Le sommet d’Oufa aura été celui du désenchantement et du réalisme, car les BRICS courent moins vite que prévu !

(Photo : Ivan Sekretarev / AP / La Presse Canadienne)
Pour Vladimir Poutine (Russie), Narendra Modi (Inde), Dilma Rousseff (Brésil) et Xi Jinping (Chine), le sommet d’Oufa aura été celui de la désillusion. (Photo : Ivan Sekretarev / AP / La Presse Canadienne)

Les chefs d’État et de gouvernement des 19 pays qui utilisent l’euro comme monnaie ont multiplié cet été les sommets et les séances de négociations pour trouver un compromis qui permettrait à la Grèce d’obtenir de nouveaux financements et de rester dans la zone euro. Un autre sommet, tout aussi important, est presque passé inaperçu.

À Oufa, dans la république russe du Bachkortostan, les leaders du Brésil, de la Russie, de l’Inde, de la Chine et de l’Afrique du Sud se sont rencontrés en juillet au septième sommet des BRICS, acronyme formé à partir de la première lettre, en anglais, du nom de leur pays.

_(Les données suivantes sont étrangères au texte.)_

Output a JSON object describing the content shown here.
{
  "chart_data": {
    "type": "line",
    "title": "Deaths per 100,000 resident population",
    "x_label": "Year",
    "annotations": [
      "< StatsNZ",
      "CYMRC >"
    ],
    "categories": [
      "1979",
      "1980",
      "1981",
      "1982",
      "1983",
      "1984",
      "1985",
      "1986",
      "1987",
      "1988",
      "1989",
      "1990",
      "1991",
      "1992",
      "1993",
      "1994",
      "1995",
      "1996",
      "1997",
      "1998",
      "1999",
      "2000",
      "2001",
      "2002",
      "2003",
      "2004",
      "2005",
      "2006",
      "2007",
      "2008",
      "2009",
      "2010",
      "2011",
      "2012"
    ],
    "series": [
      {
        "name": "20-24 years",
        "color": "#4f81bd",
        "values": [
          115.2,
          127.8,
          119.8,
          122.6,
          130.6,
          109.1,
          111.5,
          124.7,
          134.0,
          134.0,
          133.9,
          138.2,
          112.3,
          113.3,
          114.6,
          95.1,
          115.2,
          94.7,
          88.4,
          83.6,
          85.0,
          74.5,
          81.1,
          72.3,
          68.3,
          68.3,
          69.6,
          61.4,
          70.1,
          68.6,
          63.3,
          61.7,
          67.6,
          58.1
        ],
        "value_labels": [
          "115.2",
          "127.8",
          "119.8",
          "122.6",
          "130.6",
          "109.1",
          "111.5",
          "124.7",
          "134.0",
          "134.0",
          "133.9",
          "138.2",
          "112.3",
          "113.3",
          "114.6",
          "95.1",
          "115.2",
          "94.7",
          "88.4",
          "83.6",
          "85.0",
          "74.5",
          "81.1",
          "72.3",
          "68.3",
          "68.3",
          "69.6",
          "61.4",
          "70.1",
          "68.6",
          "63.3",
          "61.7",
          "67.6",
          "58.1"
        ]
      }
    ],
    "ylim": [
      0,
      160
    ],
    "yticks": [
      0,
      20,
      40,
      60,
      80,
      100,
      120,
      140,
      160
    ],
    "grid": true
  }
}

Ces cinq pays comptent pour 20 % de l’économie mondiale. McKinsey, le plus grand cabinet de conseil et de recherche économique au monde, prévoyait en 2012 que quatre d’entre eux figureraient parmi les cinq plus grandes économies d’ici 2050. Ce sont les fleurons des pays émergents, censés propulser la croissance mondiale au cours des prochaines décennies. Mais le sommet d’Oufa aura été celui du désenchantement et du réalisme, car les BRICS, à l’exception peut-être de l’Inde et, dans une moindre mesure, de l’Afrique du Sud, ont les pieds dans le ciment et courent moins vite que prévu !

D’ailleurs, ne parlez pas trop de ciment aux Brésiliens, qui ont construit 12 stades pour le Mondial de soccer de l’an dernier et les Jeux olympiques de l’an prochain. Ces installations ont coûté 42 % de plus que prévu, et on ne voit pas le jour où elles pourront se rentabiliser.

Au pays de la samba, le moral est bas. Et le portefeuille ne se porte pas mieux. L’économie est en récession et le déficit public atteint 7 % du PIB. Petrobras, la société pétrolière nationale, a investi massivement dans la construction de plateformes sous-marines et de trois raffineries. Elle est par ailleurs impliquée dans une opération de blanchiment d’argent au bénéfice de partis ou de représentants des partis de la coalition au pouvoir, a révélé la police en 2014.

La baisse du prix du pétrole, de 46 % de juillet 2014 à juillet 2015, a mis en lumière les faiblesses de l’économie brésilienne, l’une des moins productives au monde, constate la Banque mondiale.

C’est un peu la même histoire en Russie, à la fois touchée par la glissade du pétrole et par les sanctions occidentales imposées à la suite de la crise ukrainienne. Le pays est en récession, malgré une embellie au printemps.

Les BRICS sont un groupe paradoxal. Si le Brésil et la Russie dépendent des exportations de matières premières, c’est la Chine qui dicte l’état du marché en s’imposant comme le principal importateur de pétrole au monde, et en absorbant 45 % de la production mondiale de métaux industriels. Or, le fer commence à s’accumuler dans les ports chinois, et le cours des matières premières sur les marchés mondiaux est à son plus bas depuis 2002.

L’économie chinoise réussit à atteindre les cibles fixées par le gouvernement (7 % de croissance annuelle), mais certains signes ne trompent pas. Au cours des six premiers mois de 2015, la production d’acier, les investissements dans de nouveaux chantiers résidentiels et le commerce extérieur étaient à la baisse.

De la mi-juin au 9 juillet dernier, les bourses chinoises ont perdu le tiers de leur valeur dans ce qui ressemblait comme deux gouttes d’eau à l’éclatement d’une bulle spéculative.

L’OCDE faisait remarquer en juin que les exportations du Brésil, de l’Inde, de la Russie et de l’Afrique du Sud avaient stagné — sinon reculé de façon importante — depuis quatre ans, et que la Chine semblait avoir atteint un plateau en 2014.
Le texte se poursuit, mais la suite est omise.